**Disclaimer: In rare circumstances and extreme situations, it may be inappropriate for children to handle problems independently or to take an active part in the resolution process. Use wise judgment and/or consider seeking counsel from an educational advocate if the situation is complex. Ok, now for all other situations, consider the following guidelines as options for teaching conflict resolution:
Let me stress the importance of parental modeling of HEALTHY conflict resolution. As parents, we are always teaching whether intentionally and directly or unintentionally and indirectly. Our children are watching and learning and will replicate the behaviors we model. Keep in mind when a child tells about a conflict with a school authority figure it is usually for two basic reasons. First, the child may simply need empathy, reassurance and encouragement. Secondly, the child may be recounting the event because they need support in dealing with the situation. It is a great idea to ask if the child has a plan or ideas about how to deal with the situation. Ask, “What do you think you are going to do next?” It is a great training strategy to ask if suggestions or additional support is needed. We should not immediately assume the child needs us to intervene, although that may be our first inclination. An important part of the educational process includes learning the skills to manage life and future conflicts. If parents “rush in” as rescuers, we may lead children to feel LESS cared for as they may interpret the response as a lack of confidence in their ability to handle situations.
Our children have a very strong connection to our hearts and we have a very strong desire to protect, defend and care for them. As parents, we must understand our natural responses and work to be mindful of how each new challenge is an opportunity for growth and empowerment.
We want to respond to each difficult situation with the prefrontal cortex (the reasoning and decision making part of our brain) fully engaged and functioning well. It can be very easy to slip into the limbic system of the brain (controls our emotion and brain functions related to our memories). When our emotions take over, we are at risk of making emotionally charged decisions based upon personal memories. Often, we will later regret these decisions and lament seeing our emotionally charged behaviors replicated in our child’s interactions with others, including authority figures.
We have three options as the parent of a child who is experiencing conflict:
1. If we can function in the role of encourager and supportive listener, that may be all the loving support our child needs.

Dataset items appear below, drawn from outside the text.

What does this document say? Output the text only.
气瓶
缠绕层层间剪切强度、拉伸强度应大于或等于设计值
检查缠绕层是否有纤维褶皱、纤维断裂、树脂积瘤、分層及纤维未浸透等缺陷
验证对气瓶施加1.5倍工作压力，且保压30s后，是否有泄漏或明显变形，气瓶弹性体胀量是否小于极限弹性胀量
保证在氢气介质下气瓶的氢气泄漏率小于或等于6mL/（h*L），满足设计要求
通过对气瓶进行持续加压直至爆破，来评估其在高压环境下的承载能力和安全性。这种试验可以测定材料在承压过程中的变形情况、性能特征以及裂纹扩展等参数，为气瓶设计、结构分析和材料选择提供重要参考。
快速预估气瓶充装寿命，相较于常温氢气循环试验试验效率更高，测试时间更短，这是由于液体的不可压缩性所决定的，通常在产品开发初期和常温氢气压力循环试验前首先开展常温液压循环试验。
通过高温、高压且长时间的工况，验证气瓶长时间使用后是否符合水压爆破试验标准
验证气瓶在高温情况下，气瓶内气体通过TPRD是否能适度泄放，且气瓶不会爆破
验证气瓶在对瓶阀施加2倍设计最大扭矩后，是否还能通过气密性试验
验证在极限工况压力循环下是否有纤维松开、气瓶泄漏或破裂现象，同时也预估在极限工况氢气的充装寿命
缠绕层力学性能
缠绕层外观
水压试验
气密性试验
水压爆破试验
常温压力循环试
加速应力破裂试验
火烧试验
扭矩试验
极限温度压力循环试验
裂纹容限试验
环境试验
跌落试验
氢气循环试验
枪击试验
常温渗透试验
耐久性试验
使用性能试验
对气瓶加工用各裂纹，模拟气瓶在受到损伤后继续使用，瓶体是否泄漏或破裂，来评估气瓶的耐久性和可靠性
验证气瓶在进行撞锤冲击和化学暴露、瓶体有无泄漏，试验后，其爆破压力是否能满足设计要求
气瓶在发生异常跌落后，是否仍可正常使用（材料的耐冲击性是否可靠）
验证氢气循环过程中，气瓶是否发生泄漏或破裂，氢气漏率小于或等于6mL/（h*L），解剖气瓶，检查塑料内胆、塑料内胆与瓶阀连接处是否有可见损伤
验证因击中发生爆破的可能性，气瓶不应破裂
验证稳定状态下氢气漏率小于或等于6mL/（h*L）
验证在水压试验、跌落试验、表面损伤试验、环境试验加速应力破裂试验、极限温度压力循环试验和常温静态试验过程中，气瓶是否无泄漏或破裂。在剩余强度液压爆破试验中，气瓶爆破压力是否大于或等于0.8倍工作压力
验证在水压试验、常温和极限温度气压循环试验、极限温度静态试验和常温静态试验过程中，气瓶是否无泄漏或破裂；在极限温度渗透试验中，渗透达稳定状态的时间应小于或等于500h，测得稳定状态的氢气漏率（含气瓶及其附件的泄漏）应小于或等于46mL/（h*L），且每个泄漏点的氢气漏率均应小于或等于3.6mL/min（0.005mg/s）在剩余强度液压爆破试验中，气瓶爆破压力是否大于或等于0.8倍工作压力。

This option may help the child feel empowered to problem solve with stronger skills in place for the future. As children mature, this becomes the “go to” option.
2. If the child expresses the need for help and ideas, we can give an array of possible solutions and allow the child to choose the option they feel may be the best fit for the situation. This option helps empower children to make good choices and solve issues independently, building a stronger self-identity. Follow-up helps keep the child accountable and gives an opportunity for further encouragement, care and support. During the skill-building phase, this option may be used and repeated.
3. If the child requests our support, and our encouragement to problem solve on their own is rejected with doubts and fears, we can continue to encourage the child by including them in the resolution process. For example, if a meeting is scheduled with the educator we can invite the child into the meeting to learn, contribute, and weigh the options for resolution. We can model and help build skills with the child in the role of observer. If it is NOT possible for the child to be a part of the resolution process, we can debrief the child about the interactions and decisions. This option is used with younger or immature children. It should be used sparingly and as briefly as possible.
Remember, you are preparing your child for adult life. It is an important part of our job as parents to teach and model the HEALTHY skills necessary for conflict management and resolution. We want to train empowerment around conflict not reinforce the desire to avoid or fear conflict. Be brave, be mindful and lead well.